Four on the Floor with CD Miller


Four on the Floor with CD Miller

Bio: CD Miller is a fantasy and horror author. Dark Heights is his first published novel, now available from Serial Box. He is hard at work on many projects, including an epic-fantasy-remix series of novels, literary superhero fiction, and a novel of character-driven, alternate-universe fantasy. 

James Gallagher: Who are your main influences, and how do they work their way into your fiction?

CD Miller: I’ll start with Alan Moore, since he’s definitely one of my top influences, though I think my writing tends to be much less political than his. 

In terms of narrative structure there’s really no one better — that feeling, when you finish reading Watchmen, that you have to reread it right away because you missed so many allusions and connections — and there’s a real playfulness with the reader, the way Moore employs so many tricks and traps. Something I love to do. 

The other major influence on my writing is Joss Whedon’s Buffy the Vampire Slayer. For me, watching that series really changed the way I approach character, in particular how the world of Buffy, fantastical and kind of ridiculous, becomes so firmly grounded just through characterization and the stubbornness of those writers refusing to treat their characters as anything other than real people.

James: What do you find most exciting about the serial format? What are its challenges?

CD: Writing serial fiction can be stressful because each chapter or episode has to hook the reader in all over again. You can’t take a chapter off to do some world-building, like you’d be able to do in a big old traditional fantasy novel. 

I don’t think it’s necessary to have each chapter end in a cliffhanger, though that’s certainly an easy way to approach it. If you read Dickens’s serial novels closely, in every single chapter he’s carefully adding one more brick to the building, and this consistency guarantees the reader’s buy-in: “Well, I need to read this serial next week to see how everything takes shape.” This kind of storytelling is in fact great discipline for any writer, and it’s a lot of fun.

James: What role has editing played in your development as a writer?

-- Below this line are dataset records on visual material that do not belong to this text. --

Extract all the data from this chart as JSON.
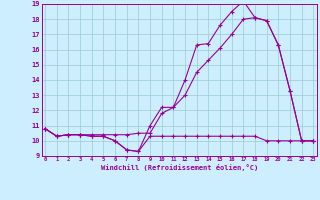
{
  "xlabel": "Windchill (Refroidissement éolien,°C)",
  "bg_color": "#cceeff",
  "line_color": "#990099",
  "grid_color": "#99cccc",
  "xmin": 0,
  "xmax": 23,
  "ymin": 9,
  "ymax": 19,
  "line1_x": [
    0,
    1,
    2,
    3,
    4,
    5,
    6,
    7,
    8,
    9,
    10,
    11,
    12,
    13,
    14,
    15,
    16,
    17,
    18,
    19,
    20,
    21,
    22,
    23
  ],
  "line1_y": [
    10.8,
    10.3,
    10.4,
    10.4,
    10.3,
    10.3,
    10.0,
    9.4,
    9.3,
    10.3,
    10.3,
    10.3,
    10.3,
    10.3,
    10.3,
    10.3,
    10.3,
    10.3,
    10.3,
    10.0,
    10.0,
    10.0,
    10.0,
    10.0
  ],
  "line2_x": [
    0,
    1,
    2,
    3,
    4,
    5,
    6,
    7,
    8,
    9,
    10,
    11,
    12,
    13,
    14,
    15,
    16,
    17,
    18,
    19,
    20,
    21,
    22,
    23
  ],
  "line2_y": [
    10.8,
    10.3,
    10.4,
    10.4,
    10.3,
    10.3,
    10.0,
    9.4,
    9.3,
    11.0,
    12.2,
    12.2,
    14.0,
    16.3,
    16.4,
    17.6,
    18.5,
    19.2,
    18.1,
    17.9,
    16.3,
    13.3,
    10.0,
    10.0
  ],
  "line3_x": [
    0,
    1,
    2,
    3,
    4,
    5,
    6,
    7,
    8,
    9,
    10,
    11,
    12,
    13,
    14,
    15,
    16,
    17,
    18,
    19,
    20,
    21,
    22,
    23
  ],
  "line3_y": [
    10.8,
    10.3,
    10.4,
    10.4,
    10.4,
    10.4,
    10.4,
    10.4,
    10.5,
    10.5,
    11.8,
    12.2,
    13.0,
    14.5,
    15.3,
    16.1,
    17.0,
    18.0,
    18.1,
    17.9,
    16.3,
    13.3,
    10.0,
    10.0
  ]
}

CD: Dark Heights went through professional editing at Serial Box, and it was an absolutely essential process. My early drafts tend to be spare and lean, and my rewrites usually involve adding weight and detail to the skeleton. 

However, even when I was blithely happy with the finished fiction, the editing process was like a flashlight that illuminated all the dark corners where things were still underwritten. Without some objective distance from the writing, which is what an editor has, it’s simply impossible to pick up on all the elements of your story that don’t have clarity, that don’t belong, that need a little more help to achieve expression. 

James: What recent books, movies, or TV series have you singing their praises?

CD: Like a lot of people, I really enjoyed Stranger Things 3. That mix of ’80s nostalgia and horror/monster fantasy is something I’ll never be tired of. 

There has been a lot of criticism of Hopper’s toxic masculinity, but I kind of loved how flawed and wrong they made him. I don’t think the writers were suggesting his behavior was acceptable — rather, the opposite. 

The book I’ve most enjoyed recently is City of Devils by Paul French, a snapshot of Shanghai in the 1930s. I can’t really recall reading a nonfiction book where the prose style was so aggressively tuned in to the subject material. 

French’s sentences, loaded with slang from the time and place, are wielded like the sharp edge of a weapon, cutting you out of wherever you are, replacing your reality with his. What an amazing read.